Many of the books reviewed here are ones that I have purchased for my own reading pleasure. Some, I receive free in exchange for reviews. Beginning in December, 2009 you will know which are the free ones if you read the final paragraph of my reviews.

Also of note: I choose what I will read, attempting to avoid the books on which I would end up writing a negative review... but I have been known to make mistakes. Thus you see some one and two star reviews here. Since I don't enjoy writing negative reviews, I only write them if the review was promised, or if the book was so exceedingly bad, I just had to say so. Regardless of the percentage of positive to negative reviews on this blog, I give my honest opinion each and every time, and have never received financial compensation for posting my reviews.

Note that, except for fair use portions quoted from some of the books reviewed, all copyright in the content of the reviews belongs to Lady Dragoness.


Monday, October 12, 2009

In Search of Opportunity

Shanghai Girls
By Lisa See
Hardcover: 336 pages
Publisher: Random House (May 26, 2009)
Rated 3 stars of 5 possible

Shanghai Girls is about two sisters, Pearl and May, who leave China in the 1930's and their struggle to reach America, where they hope to find new lives while they are still bound to the old.
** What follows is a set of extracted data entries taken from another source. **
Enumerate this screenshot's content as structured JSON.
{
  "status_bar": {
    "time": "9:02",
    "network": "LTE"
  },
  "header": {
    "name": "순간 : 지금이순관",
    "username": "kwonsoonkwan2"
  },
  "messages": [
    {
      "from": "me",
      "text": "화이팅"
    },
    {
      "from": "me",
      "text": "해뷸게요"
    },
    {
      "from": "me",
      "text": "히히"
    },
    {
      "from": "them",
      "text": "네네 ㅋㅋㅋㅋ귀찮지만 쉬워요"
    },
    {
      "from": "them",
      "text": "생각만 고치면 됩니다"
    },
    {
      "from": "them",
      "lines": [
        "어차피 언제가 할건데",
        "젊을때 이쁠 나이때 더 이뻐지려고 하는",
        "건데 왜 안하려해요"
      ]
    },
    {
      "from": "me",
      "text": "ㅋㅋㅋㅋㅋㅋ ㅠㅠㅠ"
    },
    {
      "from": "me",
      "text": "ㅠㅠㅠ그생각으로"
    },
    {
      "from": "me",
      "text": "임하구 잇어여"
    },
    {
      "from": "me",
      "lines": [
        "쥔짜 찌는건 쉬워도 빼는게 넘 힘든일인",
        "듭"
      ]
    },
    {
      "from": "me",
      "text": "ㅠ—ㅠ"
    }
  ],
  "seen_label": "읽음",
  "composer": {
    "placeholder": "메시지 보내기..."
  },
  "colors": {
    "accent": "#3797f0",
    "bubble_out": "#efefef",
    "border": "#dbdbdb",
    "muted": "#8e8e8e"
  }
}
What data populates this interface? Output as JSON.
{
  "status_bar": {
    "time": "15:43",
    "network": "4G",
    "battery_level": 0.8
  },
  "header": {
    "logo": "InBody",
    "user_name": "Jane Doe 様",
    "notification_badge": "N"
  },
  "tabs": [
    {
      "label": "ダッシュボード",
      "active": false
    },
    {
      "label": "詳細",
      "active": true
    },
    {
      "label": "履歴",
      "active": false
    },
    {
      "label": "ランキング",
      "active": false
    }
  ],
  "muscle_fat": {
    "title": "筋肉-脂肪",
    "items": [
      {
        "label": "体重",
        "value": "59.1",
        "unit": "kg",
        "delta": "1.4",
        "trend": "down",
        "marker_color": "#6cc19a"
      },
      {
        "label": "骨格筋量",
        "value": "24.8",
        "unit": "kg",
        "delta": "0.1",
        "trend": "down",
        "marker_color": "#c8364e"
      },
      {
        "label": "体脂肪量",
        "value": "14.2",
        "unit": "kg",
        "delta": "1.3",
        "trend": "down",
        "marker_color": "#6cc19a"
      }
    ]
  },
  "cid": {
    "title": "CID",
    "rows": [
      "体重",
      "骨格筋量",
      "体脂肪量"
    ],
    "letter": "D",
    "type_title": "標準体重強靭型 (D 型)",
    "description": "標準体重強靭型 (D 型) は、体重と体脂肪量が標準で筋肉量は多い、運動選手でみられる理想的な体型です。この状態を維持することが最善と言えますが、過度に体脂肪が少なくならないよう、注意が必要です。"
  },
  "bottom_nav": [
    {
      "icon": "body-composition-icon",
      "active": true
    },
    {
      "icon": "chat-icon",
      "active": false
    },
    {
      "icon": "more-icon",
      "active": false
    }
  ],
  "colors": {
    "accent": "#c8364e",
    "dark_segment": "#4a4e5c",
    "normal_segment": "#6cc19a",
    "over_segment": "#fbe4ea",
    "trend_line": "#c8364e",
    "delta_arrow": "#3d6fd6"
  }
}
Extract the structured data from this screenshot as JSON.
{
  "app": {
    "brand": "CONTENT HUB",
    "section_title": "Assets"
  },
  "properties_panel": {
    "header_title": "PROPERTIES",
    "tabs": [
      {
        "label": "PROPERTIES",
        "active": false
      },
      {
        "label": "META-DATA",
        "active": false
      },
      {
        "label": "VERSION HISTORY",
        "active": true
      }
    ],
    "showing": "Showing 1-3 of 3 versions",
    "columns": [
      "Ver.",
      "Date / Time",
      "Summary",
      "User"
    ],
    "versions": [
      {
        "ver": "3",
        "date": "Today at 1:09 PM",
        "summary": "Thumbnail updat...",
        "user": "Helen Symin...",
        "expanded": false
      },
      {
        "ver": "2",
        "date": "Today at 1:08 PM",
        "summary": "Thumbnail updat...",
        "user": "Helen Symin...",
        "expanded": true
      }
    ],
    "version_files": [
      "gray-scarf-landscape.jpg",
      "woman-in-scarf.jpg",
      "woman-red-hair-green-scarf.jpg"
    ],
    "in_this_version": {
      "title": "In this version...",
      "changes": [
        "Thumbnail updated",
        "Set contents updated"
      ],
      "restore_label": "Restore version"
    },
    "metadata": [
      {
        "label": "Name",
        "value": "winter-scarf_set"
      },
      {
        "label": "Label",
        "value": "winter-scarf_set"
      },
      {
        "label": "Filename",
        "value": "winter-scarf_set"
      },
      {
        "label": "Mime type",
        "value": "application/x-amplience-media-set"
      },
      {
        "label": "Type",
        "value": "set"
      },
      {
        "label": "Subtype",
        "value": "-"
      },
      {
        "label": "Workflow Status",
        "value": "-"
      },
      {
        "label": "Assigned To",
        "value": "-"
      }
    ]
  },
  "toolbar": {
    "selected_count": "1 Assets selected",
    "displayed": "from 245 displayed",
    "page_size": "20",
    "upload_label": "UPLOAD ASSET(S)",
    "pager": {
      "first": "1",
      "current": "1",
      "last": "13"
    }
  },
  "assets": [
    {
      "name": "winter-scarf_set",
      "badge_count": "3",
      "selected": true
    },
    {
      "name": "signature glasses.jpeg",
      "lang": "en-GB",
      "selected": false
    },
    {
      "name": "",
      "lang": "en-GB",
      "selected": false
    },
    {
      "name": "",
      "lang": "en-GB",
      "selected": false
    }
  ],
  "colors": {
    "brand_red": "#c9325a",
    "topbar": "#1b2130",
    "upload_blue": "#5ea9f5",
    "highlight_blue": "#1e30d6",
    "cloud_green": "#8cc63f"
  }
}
The sibling rivalry and the love and secret shared between the two sisters helps make them come alive for the reader.

Fairly well written and nicely researched, Shanghai Girls still had it's good parts and it's bad parts for me.  The good parts: Characters of both sorts - those you love and those you love to hate - are depicted in this novel. The characters are fully fleshed so that they seem real and the reader can care about them. The background is historically rich and accurately depicted. This last is one of the essential criteria for good historical fiction.

Now for the bad parts. The first half of the novel drug on far too long yet almost didn't have enough of interest in those pages to keep me from putting the book aside forever.  I'm glad I got past that.  The other thing that bugs me is that May and Pearl left China, not knowing what had happened to their father. That question was left for the reader's imgaination to resolve.  Unresolved things, such as this novel's cliffhanger ending that begs for a sequel can be either good or bad, so I won't try to categorize that, but I will say that the ending (approximately last 4 chapters) seems a bit clumsy, contrived, or rushed compared to the rest of the story.

There were also a couple of surprises, which I won't catergorize. Nor will I reveal those surprises in case you, who are reading this review, have not yet read the novel. I will say that one of the surprises felt like being stomach punched, the other felt a bit like betrayal... so that both, though not the type of surprises one normally enjoys finding, did add some drama and perhaps a touch of realism to the story.

Recommended for fans of the author and perhaps for those who enjoy reading novels with a historical background, but for those who like stories with more upbeat content... well, I'd say you should be looking elsewhere.  If Shanghai Girls were set to music, the signature tune would be composed in a minor key.

This review is simultaneously published on Amazon.com, Dragonviews, and LibraryThing.